Posted by dbs__usenet on September 8, 2005, 1:24 am
It looks like a one-shot.
I found out (after waiting 3 weeks for a response) that you can simply
drive to the FasTrak servcie center to get your special transponder.
Unfortunately, there's only one and it's near fishermans wharf in SF.
They had not processed my application and the credit card I gave them
expired, so I made the trip to SF.
It was Saturday, and Hybrid owners were coming in at the rate of 1 a
minute. The average distance traveled by the folks that came in while
I was there was about 40 miles.
I know I wasted almost 2 gallons of gas driving in there and back, and
I suspect the others did too. Only one of the hybrid owners actually
crosses a toll bridge with any regularity.
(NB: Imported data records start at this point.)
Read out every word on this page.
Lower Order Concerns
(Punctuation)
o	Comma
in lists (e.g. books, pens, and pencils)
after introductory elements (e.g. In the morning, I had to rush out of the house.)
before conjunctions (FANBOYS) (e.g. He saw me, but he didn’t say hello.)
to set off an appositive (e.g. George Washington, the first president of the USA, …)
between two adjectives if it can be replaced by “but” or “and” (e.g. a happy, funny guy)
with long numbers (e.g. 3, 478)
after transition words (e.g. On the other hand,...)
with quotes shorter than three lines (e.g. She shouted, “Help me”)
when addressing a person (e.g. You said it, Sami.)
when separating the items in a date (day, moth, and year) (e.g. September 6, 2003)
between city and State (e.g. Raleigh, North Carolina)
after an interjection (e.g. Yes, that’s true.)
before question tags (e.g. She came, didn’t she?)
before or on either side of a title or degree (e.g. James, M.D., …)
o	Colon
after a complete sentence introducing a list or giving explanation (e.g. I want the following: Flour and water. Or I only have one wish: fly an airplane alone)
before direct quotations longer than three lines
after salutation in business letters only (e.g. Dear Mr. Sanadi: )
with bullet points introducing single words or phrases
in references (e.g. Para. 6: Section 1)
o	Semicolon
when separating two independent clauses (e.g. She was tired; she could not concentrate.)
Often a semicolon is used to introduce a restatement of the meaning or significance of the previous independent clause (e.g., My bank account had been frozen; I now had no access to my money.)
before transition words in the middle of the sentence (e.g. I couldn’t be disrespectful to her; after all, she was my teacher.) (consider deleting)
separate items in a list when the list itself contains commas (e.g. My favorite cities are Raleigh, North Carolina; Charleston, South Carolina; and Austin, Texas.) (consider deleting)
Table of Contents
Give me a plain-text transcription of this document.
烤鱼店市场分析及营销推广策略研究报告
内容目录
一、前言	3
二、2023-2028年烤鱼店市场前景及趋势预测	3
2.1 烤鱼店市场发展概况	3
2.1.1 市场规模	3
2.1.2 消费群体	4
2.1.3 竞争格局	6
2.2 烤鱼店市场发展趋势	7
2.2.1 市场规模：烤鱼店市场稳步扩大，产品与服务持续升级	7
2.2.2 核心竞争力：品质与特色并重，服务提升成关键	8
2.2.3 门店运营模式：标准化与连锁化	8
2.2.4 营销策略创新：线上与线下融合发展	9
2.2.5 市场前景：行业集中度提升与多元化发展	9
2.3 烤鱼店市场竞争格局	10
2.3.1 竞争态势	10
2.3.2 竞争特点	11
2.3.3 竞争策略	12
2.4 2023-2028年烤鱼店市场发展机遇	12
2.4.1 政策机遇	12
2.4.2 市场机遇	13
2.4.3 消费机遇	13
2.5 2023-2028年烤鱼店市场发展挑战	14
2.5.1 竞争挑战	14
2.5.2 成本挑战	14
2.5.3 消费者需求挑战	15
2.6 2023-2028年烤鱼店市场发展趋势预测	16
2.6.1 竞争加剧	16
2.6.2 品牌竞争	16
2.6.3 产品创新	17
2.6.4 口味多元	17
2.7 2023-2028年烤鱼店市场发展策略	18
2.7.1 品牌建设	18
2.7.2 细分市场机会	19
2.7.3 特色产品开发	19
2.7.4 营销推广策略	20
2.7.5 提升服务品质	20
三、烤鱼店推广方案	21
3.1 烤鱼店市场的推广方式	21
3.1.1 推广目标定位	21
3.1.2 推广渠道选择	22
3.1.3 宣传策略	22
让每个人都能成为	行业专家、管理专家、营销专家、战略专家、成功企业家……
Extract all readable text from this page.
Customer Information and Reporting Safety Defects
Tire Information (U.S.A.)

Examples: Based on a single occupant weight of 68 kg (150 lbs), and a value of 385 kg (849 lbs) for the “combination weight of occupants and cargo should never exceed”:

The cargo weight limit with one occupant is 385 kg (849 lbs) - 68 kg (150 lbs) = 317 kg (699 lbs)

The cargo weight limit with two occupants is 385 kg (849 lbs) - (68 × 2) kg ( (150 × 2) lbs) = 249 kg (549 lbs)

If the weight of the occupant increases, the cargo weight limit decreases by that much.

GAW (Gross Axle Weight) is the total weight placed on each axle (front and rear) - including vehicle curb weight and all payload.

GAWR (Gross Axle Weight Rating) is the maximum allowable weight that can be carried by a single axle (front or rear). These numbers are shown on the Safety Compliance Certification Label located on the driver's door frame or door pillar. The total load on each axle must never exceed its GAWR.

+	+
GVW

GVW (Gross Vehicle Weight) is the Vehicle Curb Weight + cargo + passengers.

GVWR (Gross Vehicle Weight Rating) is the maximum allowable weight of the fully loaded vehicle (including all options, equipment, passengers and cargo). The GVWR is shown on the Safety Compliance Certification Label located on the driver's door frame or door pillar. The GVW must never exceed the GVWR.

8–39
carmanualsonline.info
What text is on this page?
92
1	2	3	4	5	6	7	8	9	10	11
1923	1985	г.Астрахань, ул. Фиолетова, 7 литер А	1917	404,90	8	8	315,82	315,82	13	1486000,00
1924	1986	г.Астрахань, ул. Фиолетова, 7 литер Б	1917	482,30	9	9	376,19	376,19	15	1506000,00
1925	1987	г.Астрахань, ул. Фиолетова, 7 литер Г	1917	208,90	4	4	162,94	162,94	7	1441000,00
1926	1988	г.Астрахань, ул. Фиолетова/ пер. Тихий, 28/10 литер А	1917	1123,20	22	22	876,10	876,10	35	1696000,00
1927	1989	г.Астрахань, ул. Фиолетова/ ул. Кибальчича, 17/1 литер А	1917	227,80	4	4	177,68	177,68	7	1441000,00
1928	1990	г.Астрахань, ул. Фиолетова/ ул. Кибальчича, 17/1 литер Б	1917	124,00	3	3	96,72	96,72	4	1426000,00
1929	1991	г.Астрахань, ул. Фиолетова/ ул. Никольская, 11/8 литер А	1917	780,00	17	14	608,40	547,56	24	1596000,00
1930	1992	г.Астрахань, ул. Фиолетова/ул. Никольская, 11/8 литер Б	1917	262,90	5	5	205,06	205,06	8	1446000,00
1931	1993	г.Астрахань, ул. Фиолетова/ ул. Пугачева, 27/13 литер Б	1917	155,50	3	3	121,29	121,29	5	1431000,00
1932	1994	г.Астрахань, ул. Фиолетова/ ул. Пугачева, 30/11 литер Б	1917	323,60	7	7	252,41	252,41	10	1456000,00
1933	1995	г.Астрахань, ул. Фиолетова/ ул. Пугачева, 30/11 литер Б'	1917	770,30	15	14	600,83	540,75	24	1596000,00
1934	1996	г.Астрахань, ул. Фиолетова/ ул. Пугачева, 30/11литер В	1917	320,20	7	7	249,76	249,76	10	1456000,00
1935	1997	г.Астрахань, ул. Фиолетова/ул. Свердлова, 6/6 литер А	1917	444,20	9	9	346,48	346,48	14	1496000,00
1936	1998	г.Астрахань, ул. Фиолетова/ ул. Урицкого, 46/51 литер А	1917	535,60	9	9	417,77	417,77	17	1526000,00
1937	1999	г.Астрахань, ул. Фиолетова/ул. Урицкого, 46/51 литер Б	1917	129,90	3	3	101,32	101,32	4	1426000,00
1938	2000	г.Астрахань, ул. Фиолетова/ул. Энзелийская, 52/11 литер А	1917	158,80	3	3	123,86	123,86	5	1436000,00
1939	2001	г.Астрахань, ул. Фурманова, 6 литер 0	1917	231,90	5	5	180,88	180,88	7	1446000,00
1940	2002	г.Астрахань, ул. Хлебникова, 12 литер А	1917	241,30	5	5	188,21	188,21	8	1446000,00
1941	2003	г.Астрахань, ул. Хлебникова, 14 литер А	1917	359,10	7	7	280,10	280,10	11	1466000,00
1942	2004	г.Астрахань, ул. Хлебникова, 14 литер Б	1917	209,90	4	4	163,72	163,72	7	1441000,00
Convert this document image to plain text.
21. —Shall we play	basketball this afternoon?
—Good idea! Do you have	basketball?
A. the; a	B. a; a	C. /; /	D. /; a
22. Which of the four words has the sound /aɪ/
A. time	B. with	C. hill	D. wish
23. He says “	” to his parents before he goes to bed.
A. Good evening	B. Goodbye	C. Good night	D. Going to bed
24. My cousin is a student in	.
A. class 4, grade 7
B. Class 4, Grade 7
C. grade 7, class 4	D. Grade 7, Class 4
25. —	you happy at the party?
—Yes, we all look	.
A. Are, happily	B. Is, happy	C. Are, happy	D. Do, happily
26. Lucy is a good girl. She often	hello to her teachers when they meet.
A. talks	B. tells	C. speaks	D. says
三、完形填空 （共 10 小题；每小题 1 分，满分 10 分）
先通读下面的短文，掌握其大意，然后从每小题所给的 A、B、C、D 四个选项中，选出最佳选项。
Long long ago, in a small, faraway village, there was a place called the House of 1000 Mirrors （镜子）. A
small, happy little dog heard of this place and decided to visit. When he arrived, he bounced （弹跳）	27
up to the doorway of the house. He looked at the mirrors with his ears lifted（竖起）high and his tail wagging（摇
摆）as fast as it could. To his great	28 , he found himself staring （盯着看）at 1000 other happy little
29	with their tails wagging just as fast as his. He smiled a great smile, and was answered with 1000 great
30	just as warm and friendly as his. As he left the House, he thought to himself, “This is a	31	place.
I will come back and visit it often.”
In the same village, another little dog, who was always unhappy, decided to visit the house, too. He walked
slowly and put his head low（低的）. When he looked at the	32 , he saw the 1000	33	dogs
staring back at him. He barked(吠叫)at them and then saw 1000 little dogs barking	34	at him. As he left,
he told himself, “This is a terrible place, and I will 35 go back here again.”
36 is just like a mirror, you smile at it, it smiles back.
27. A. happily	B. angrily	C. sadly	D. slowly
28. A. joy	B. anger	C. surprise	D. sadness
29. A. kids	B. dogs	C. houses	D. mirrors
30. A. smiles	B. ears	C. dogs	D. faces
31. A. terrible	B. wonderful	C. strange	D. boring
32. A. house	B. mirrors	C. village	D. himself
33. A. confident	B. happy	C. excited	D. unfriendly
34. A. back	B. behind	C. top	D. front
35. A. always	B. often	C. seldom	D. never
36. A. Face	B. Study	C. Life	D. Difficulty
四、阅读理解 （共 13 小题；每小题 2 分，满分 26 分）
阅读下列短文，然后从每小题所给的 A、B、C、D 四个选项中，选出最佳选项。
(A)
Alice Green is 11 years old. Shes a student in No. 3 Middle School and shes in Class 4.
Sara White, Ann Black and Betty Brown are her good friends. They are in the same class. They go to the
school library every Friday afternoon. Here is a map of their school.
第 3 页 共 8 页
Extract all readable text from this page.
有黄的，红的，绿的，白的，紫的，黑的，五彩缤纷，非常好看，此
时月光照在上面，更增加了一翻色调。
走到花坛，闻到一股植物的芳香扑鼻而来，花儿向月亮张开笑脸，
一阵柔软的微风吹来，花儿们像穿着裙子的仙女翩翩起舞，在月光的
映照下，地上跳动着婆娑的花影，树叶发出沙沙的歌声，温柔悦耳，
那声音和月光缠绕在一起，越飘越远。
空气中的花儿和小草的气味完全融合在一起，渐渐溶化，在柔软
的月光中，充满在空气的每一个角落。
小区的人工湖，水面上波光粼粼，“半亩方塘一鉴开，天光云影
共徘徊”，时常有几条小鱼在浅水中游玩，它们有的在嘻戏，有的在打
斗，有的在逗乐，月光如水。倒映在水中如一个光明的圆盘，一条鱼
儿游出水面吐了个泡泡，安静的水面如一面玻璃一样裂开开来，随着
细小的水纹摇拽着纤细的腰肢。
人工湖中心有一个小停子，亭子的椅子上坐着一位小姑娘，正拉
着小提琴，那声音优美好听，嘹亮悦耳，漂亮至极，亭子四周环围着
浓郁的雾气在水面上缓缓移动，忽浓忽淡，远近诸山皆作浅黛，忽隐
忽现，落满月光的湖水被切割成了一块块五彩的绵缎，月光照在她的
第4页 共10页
So one out of 5 would get
any value from the FasTrak device.
Now I have to wait for the DMV to process their part.
It's so ironic that getting an HOV sticker is causing thousands of
drivers to drive tens of thousands of miles that they don't need to.
Again, if you are in California, contact your State Senators and
Assemblymembers to let them know how messed up this is.